This talk was given at Feasta’s Irish debt crisis conference, on Friday September 23 2011.
Dan O’Brien is economics editor of the Irish Times. Before joining the newspaper in June 2010, he was a senior economist at the Economist Intelligence Unit, the business information and forecasting arm of The Economist Newspaper Group. In a dozen years in that role he specialised in European affairs and in global trade and investment issues. During that time he commented frequently on those matters in the international media, for broadcasters such as CNN and the BBC and in print, for newspapers such as the International Herald Tribune and the Financial Times.
Dan has also worked as an economist for the European Commission and as a consultant for the United Nations and Forfas.
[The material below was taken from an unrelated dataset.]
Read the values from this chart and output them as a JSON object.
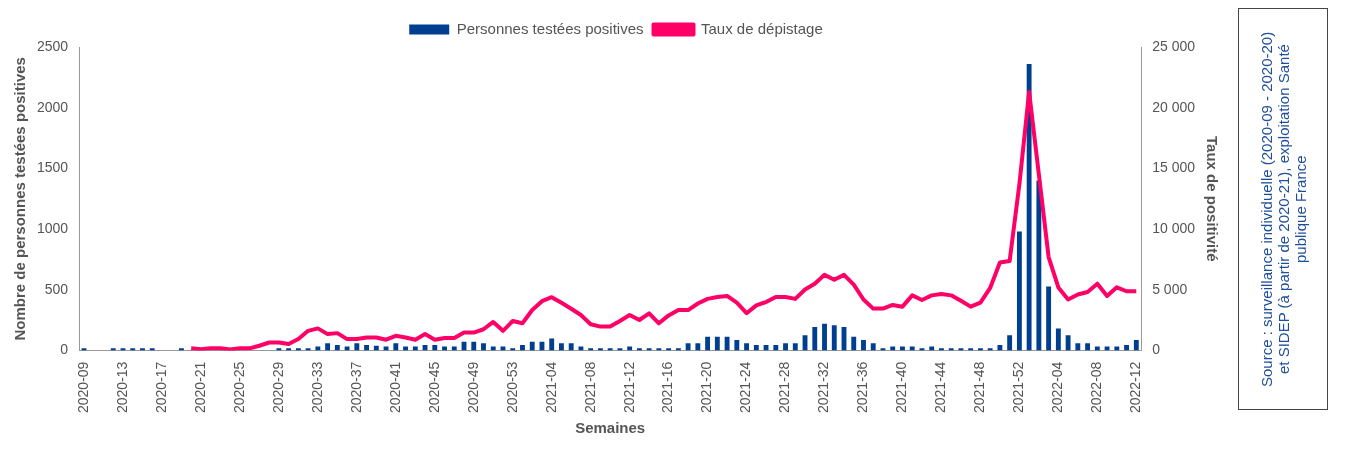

He is the author of recently published book: Ireland, Europe and the World: Writings on a New Century.
The EU has, so far, suceeded in preventing a major European military conflict, but, as Mr. O’ Brien said, failed to provide a successful single currency. These consequences affect one another. The void created by abscence of conflict, which generates its own economic development, is deepening the recession, which is why the situation is ‘highly unpredictable’. Until individual states within Europe realise the current model of pan-European cohesion is a failure and let go of failure, we in Europe will continue to suffer.
What an absolutely dreadful piece of waffle from O’Brien. Nothing to offer of any substance whatsoever. Even tho’ O’Brien admits that a currency issuer (“..of paper money..” – how a qualified economist could use such a ridiculous expression when most ‘money’ is created on computer keyboards is beyond comprehension) is essentially not limited in creating money debt free, he has completely ignored Marshal Auerback’s perfectly good proposal to resolve the crisis.
So speaks yet another economist & economics journalist who had not the slightest clue the crisis was coming & is completely uninterested in exploring either the reasons for that or his own failed thinking.
O’Brien also has the gaul to suggest we’re ‘all’ not so badly off because we ‘all’ had some reasonable store of wealth prior to the crisis.
No, ‘all’ of us didn’t Mr O’Brien, not by a long way. That ‘wealth’ was highly unequally distributed in Ireland as elsewhere. In fact it would reasonable to consider that an economic system that produces such continuously increasing inequality is at the heart of the problem globally, both socially & in macro economics terms, & remains so after the last years of failed solutions & ‘can kicking’.